Integration with qmd MCP server

The qmd MCP server allows Claude to:

  • Search knowledge: Use natural language queries to find relevant context
  • Auto-update index: Automatically reindex after adding new knowledge
  • Filter by project: Use --collection flag to scope searches to specific projects

Example workflow

  1. During development, you discover something useful:

    “I learned that qmd MCP server allows Claude to use tools autonomously.”

  2. Claude recognizes the skill and executes:

    $SKILL_PATH/scripts/record.sh learning "qmd MCP autonomous tool use"
    
  3. Later, you ask:

    “What did I learn about MCP servers?”

  4. Claude queries the knowledge base using qmd MCP tools:

    qmd query --collection <project-name> "MCP servers"
    

Project detection

The skill automatically detects your project name using the following priority:

  1. QMD_PROJECT environment variable (highest priority)

    export QMD_PROJECT=my-project-name
    
  2. Git remote URL (most reliable – extracts repo name from origin URL)

    • Example: https://github.com/user/my-project.git → my-project
    • Works even if the local folder has a different name
  3. Git repository folder name (fallback)

    • Uses the name of the git repository root directory
    • Works when you’re anywhere inside a git repository
    • Note: May not match the actual repo name if the folder was renamed
  4. Current directory name (last resort)

    • Uses the name of your current working directory
    • Used when not in a git repository

This means you can use the skill in any project without hardcoding project names. The knowledge base will be stored at ~/.ai-knowledges/<detected-project-name>/.

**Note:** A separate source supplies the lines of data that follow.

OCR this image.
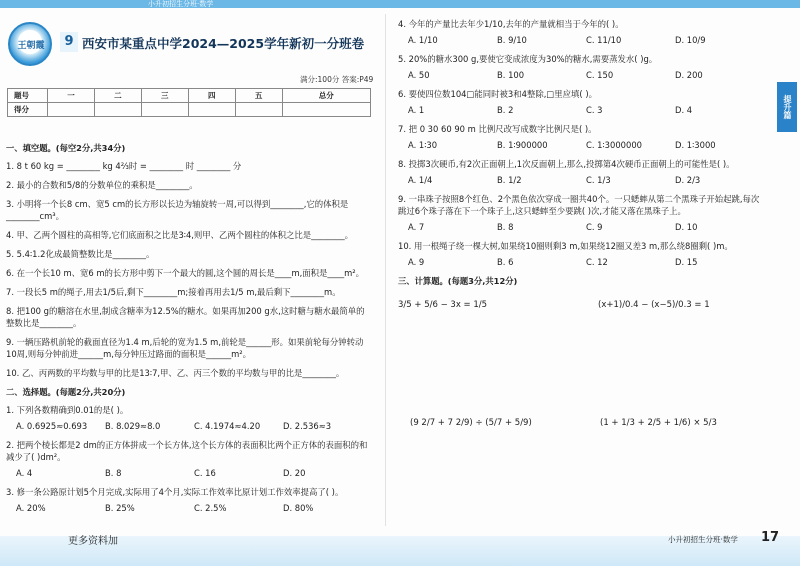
小升初招生分班·数学
王朝霞	9 西安市某重点中学2024—2025学年新初一分班卷
满分:100分 答案:P49
题号	一	二	三	四	五	总分
得分						
一、填空题。(每空2分,共34分)
1. 8 t 60 kg = ________ kg 4⅔时 = ________ 时 ________ 分
2. 最小的合数和5/8的分数单位的乘积是________。
3. 小明将一个长8 cm、宽5 cm的长方形以长边为轴旋转一周,可以得到________,它的体积是________cm³。
4. 甲、乙两个圆柱的高相等,它们底面积之比是3∶4,则甲、乙两个圆柱的体积之比是________。
5. 5.4∶1.2化成最简整数比是________。
6. 在一个长10 m、宽6 m的长方形中剪下一个最大的圆,这个圆的周长是____m,面积是____m²。
7. 一段长5 m的绳子,用去1/5后,剩下________m;接着再用去1/5 m,最后剩下________m。
8. 把100 g的糖溶在水里,制成含糖率为12.5%的糖水。如果再加200 g水,这时糖与糖水最简单的整数比是________。
9. 一辆压路机前轮的截面直径为1.4 m,后轮的宽为1.5 m,前轮是______形。如果前轮每分钟转动10周,则每分钟前进______m,每分钟压过路面的面积是______m²。
10. 乙、丙两数的平均数与甲的比是13∶7,甲、乙、丙三个数的平均数与甲的比是________。
二、选择题。(每题2分,共20分)
1. 下列各数精确到0.01的是( )。
A. 0.6925≈0.693	B. 8.029≈8.0	C. 4.1974≈4.20	D. 2.536≈3
2. 把两个棱长都是2 dm的正方体拼成一个长方体,这个长方体的表面积比两个正方体的表面积的和减少了( )dm²。
A. 4	B. 8	C. 16	D. 20
3. 修一条公路原计划5个月完成,实际用了4个月,实际工作效率比原计划工作效率提高了( )。
A. 20%	B. 25%	C. 2.5%	D. 80%
4. 今年的产量比去年少1/10,去年的产量就相当于今年的( )。
A. 1/10	B. 9/10	C. 11/10	D. 10/9
5. 20%的糖水300 g,要使它变成浓度为30%的糖水,需要蒸发水( )g。
A. 50	B. 100	C. 150	D. 200
6. 要使四位数104□能同时被3和4整除,□里应填( )。
A. 1	B. 2	C. 3	D. 4
7. 把 0 30 60 90 m 比例尺改写成数字比例尺是( )。
A. 1∶30	B. 1∶900000	C. 1∶3000000	D. 1∶3000
8. 投掷3次硬币,有2次正面朝上,1次反面朝上,那么,投掷第4次硬币正面朝上的可能性是( )。
A. 1/4	B. 1/2	C. 1/3	D. 2/3
9. 一串珠子按照8个红色、2个黑色依次穿成一圈共40个。一只蟋蟀从第二个黑珠子开始起跳,每次跳过6个珠子落在下一个珠子上,这只蟋蟀至少要跳( )次,才能又落在黑珠子上。
A. 7	B. 8	C. 9	D. 10
10. 用一根绳子绕一棵大树,如果绕10圈则剩3 m,如果绕12圈又差3 m,那么绕8圈剩( )m。
A. 9	B. 6	C. 12	D. 15
三、计算题。(每题3分,共12分)
3/5 + 5/6 − 3x = 1/5	(x+1)/0.4 − (x−5)/0.3 = 1
(9 2/7 + 7 2/9) ÷ (5/7 + 5/9)	(1 + 1/3 + 2/5 + 1/6) × 5/3
提升篇
更多资料加	小升初招生分班·数学 17
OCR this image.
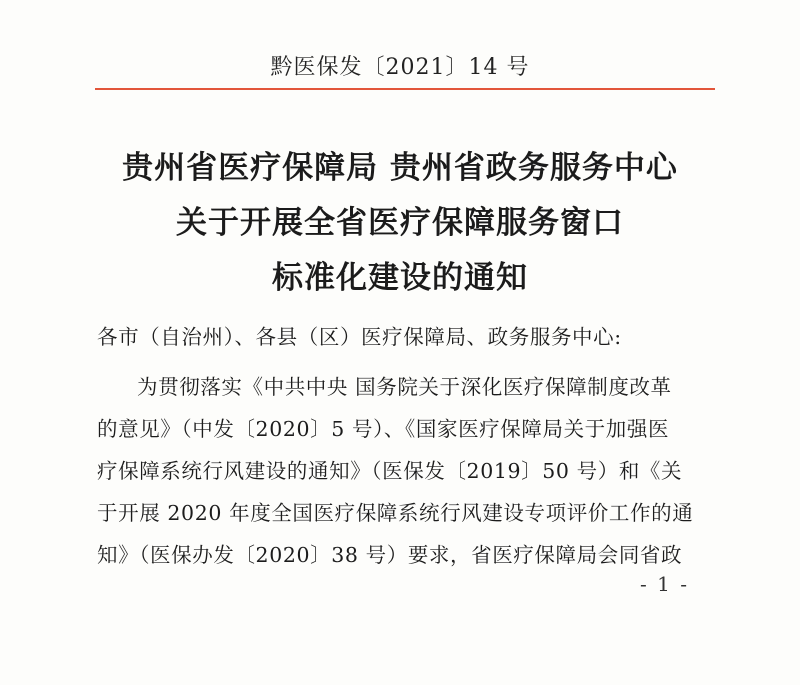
黔医保发〔2021〕14 号
贵州省医疗保障局 贵州省政务服务中心
关于开展全省医疗保障服务窗口
标准化建设的通知
各市（自治州）、各县（区）医疗保障局、政务服务中心:
为贯彻落实《中共中央 国务院关于深化医疗保障制度改革
的意见》（中发〔2020〕5 号）、《国家医疗保障局关于加强医
疗保障系统行风建设的通知》（医保发〔2019〕50 号）和《关
于开展 2020 年度全国医疗保障系统行风建设专项评价工作的通
知》（医保办发〔2020〕38 号）要求，省医疗保障局会同省政
- 1 -
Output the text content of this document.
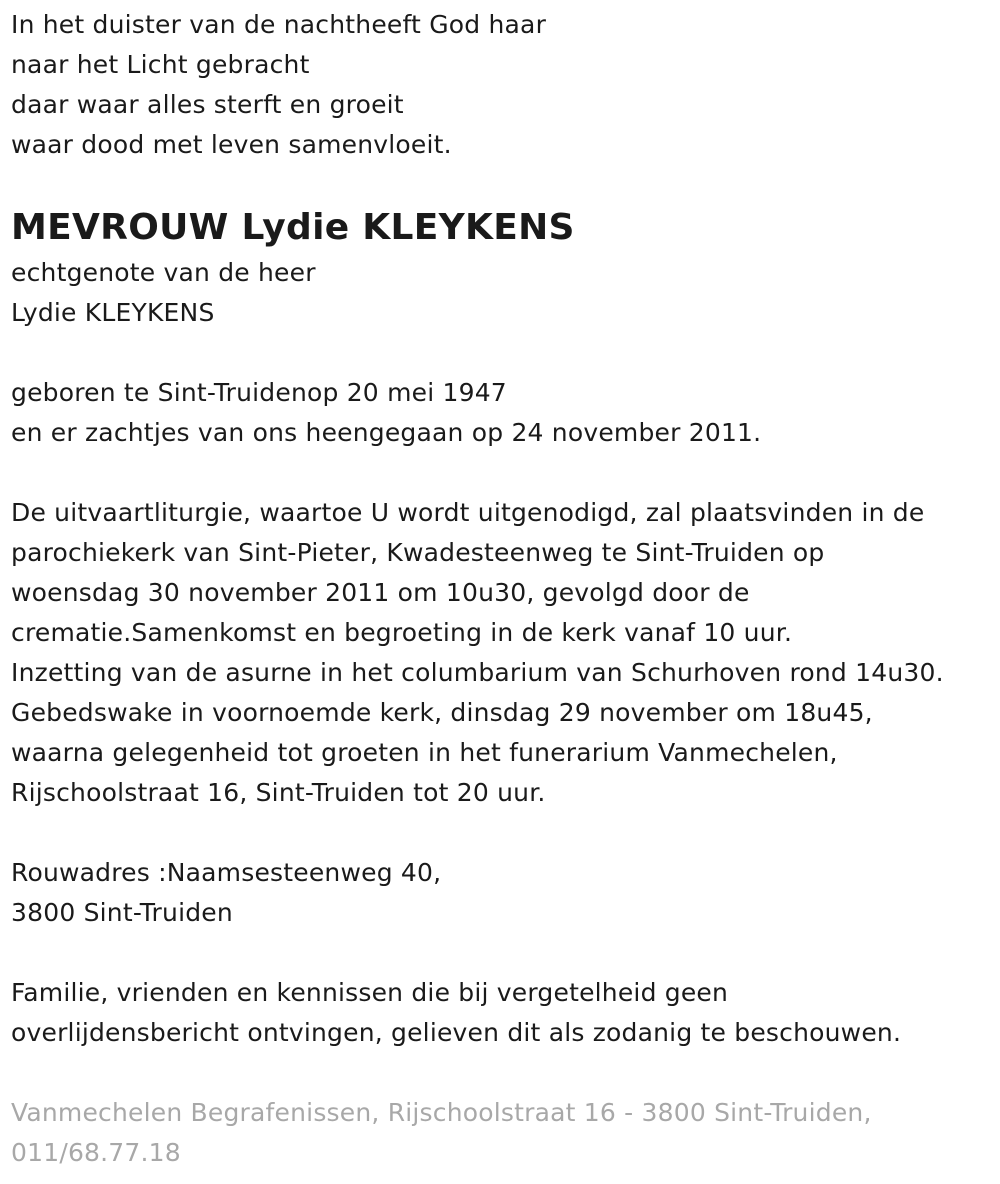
In het duister van de nachtheeft God haar
naar het Licht gebracht
daar waar alles sterft en groeit
waar dood met leven samenvloeit.
MEVROUW Lydie KLEYKENS
echtgenote van de heer
Lydie KLEYKENS
geboren te Sint-Truidenop 20 mei 1947
en er zachtjes van ons heengegaan op 24 november 2011.
De uitvaartliturgie, waartoe U wordt uitgenodigd, zal plaatsvinden in de
parochiekerk van Sint-Pieter, Kwadesteenweg te Sint-Truiden op
woensdag 30 november 2011 om 10u30, gevolgd door de
crematie.Samenkomst en begroeting in de kerk vanaf 10 uur.
Inzetting van de asurne in het columbarium van Schurhoven rond 14u30.
Gebedswake in voornoemde kerk, dinsdag 29 november om 18u45,
waarna gelegenheid tot groeten in het funerarium Vanmechelen,
Rijschoolstraat 16, Sint-Truiden tot 20 uur.
Rouwadres :Naamsesteenweg 40,
3800 Sint-Truiden
Familie, vrienden en kennissen die bij vergetelheid geen
overlijdensbericht ontvingen, gelieven dit als zodanig te beschouwen.
Vanmechelen Begrafenissen, Rijschoolstraat 16 - 3800 Sint-Truiden,
011/68.77.18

Important: The script prioritizes the git remote URL to ensure consistent project naming even if local folders are renamed or in non-standard locations (e.g., dated folders like 2026-01-08-my-ai-tools.qmd-skill).

📋 Best Practices

🎨 Session Wrap-up

At the end of a work session, consider prompting the user about key learnings:

“What were the main discoveries or decisions from this session? Would you like me to record any learnings?”

🎨 Pattern Detection

Be attentive to phrases that indicate valuable knowledge capture opportunities:

  • “I discovered that…”
  • “I learned that…”
  • “The solution was…”
  • “The key insight is…”
  • “Don’t forget to…”
  • “Make sure to…”

When you detect these patterns, suggest recording:

“That sounds like a useful learning. Would you like me to record it?”

🎨 Auto-Index Updates

The record script automatically runs qmd embed after each write, ensuring the knowledge base is searchable immediately. This re-indexing step is required to make new content available for search queries.

Important: If you manually create or edit knowledge files (outside of the record script), you must run qmd embed manually to update the search index:

# Manual re-indexing after direct file edits
qmd embed

Without re-indexing, newly added or modified content will not appear in search results.